Article by: Rick Severinghaus (rick.severinghaus@d-a-s.com)
Rick Severinghaus Excom Chair
Much has been happening across the M&S community over the past year. Prominent among all the issues we see in addressing standards issues is the growing recognition that, as a community, simulation and modeling challenges have increasingly moved from the local, through the regional, to the global. Whereas 10 years, or even 3 years, ago, many projects were being addressed at the local and regional level, many of today's prominent M&S issues require solutions encompassing a global view, with integration of diverse and often non-aligned segments to provide solutions to serious real-world problems. Our current Workshop theme provides an excellent example of this trend; for nations and governments to be able to plan for, manage, and execute effective societal and homeland security programs, global solutions are required - systems, processes, and procedures of a design to span political, diplomatic, economic, and social boundaries, on short notice, to generate timely and effective response to large scale disasters, both natural and man-made.
From the complicated to the complex With the domain of SISO, our community has worked hard to develop a family of standards and best practices to serve community needs. As a community, we have developed many intricate and complicated models and simulations, and expended great effort to integrate them to serve ever broader and demanding requirements. All together, efforts over nearly two decades of work, by government, industry, and academia, have resulted in a large inventory of product, illustrated by the left hand "pillar" shown in the figure.
Figure 1 M&S community product, now and into the future
M&S at the inflection point - 2007 It is safe to say, however, that all progress to date is but a way station on a long and difficult path to finding solutions addressing large scale, complex, and international M&S interoperability problems. To mention a few, multi-level security, characterization of political and social aspects of crowds, governments, and military-like organizations, and simulation of numerous aspects of communications infrastructure are all problems which have proven intractable, if not unyielding, to effort focused on providing effective, efficient and truly interoperable M&S solutions. Each of these I would characterize as complex problems, as opposed to complicated ones.
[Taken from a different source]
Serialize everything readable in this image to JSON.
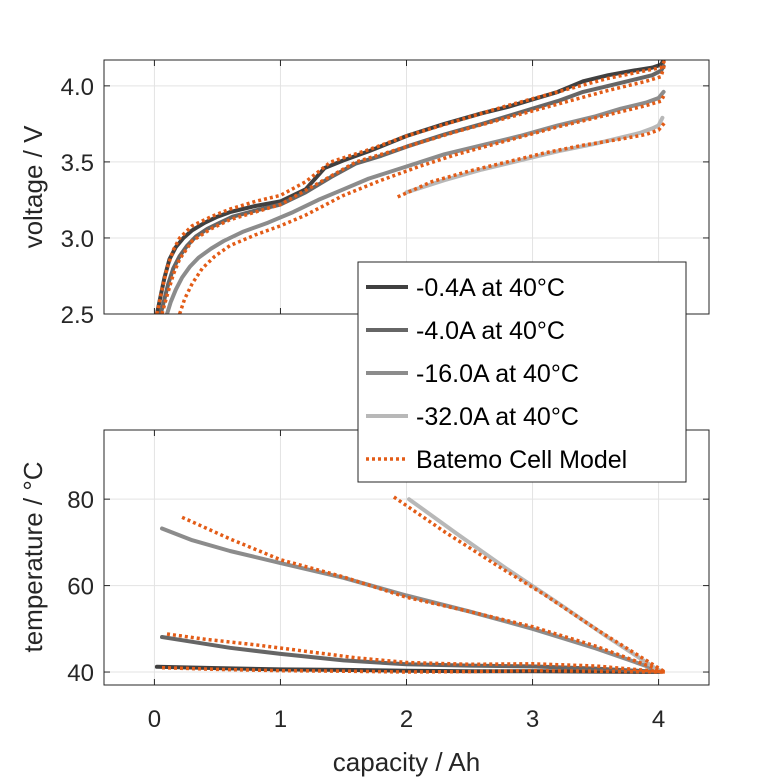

And I would argue that what makes up the left hand pillar is largely product addressing complicated problems, not complex ones. Our community has achieved good results in addressing complicated problems, but solving complex problems as in the examples above has proven elusive. It is in this sense that our community is at an inflection point in our progress towards solving interoperability problems. Future progress will be harder, and come at a slower pace, yet the importance and impacts of success will grow out of proportion to that progress.
Moving up the progress curve - beyond the inflection point Our M&S community has ramped up its expertise and experience over two decades, and provided solutions, techniques, and work around to address a host of complicated modeling and simulation issues. Yet in this process, many more difficult problems have been identified, in parallel with recognition by those in leadership positions that M&S solutions on a global scale are needed to address difficult and important issues in the "real world." Looming before us are a host of problems and challenges, many of which will need, indeed require, new approaches, new concepts and new interoperability standards to solve. Working these issues will be harder, and take longer, as the community moves beyond the inflection point of progress to solve such complex problems.
What the future holds As SISO embarks on its second decade of existence, a first step needs to be effort to get our arms around the scope and scale of complex M&S issues, and to then focus on a chosen subset of those issues as the best way to serve the international M&S community. Three current efforts in this regard are worth mentioning - the SISO Live Virtual Constructive Architecture Interoperability Study Group, the VV&A Summit meeting organized for the Fall 2007 SIW, and the SISO Conference Committee effort this Workshop to capture M&S issues of importance to agencies and organizations responsible for Societal and Homeland Security. These represent but a small subset of interoperability issues that need to be addressed on a global scale.
What is needed most in addressing complex global interoperability problems is commitment, on an international scale, to collegial dialogue, intercourse and debate among government, industry, and academic interests, and to investment of resources - in time, intellectual inquiry, organizational support, and dollars - for investigation of M&S interoperability problems and potential solutions. SISO is organized to provide an infrastructure that supports such commitment, and SISO leadership is working on various initiatives to increase and improve its effectiveness in serving the international M&S community. I look forward to collaborating with all of you in pursuing this agenda, and invite you to add your voice to the dialogue.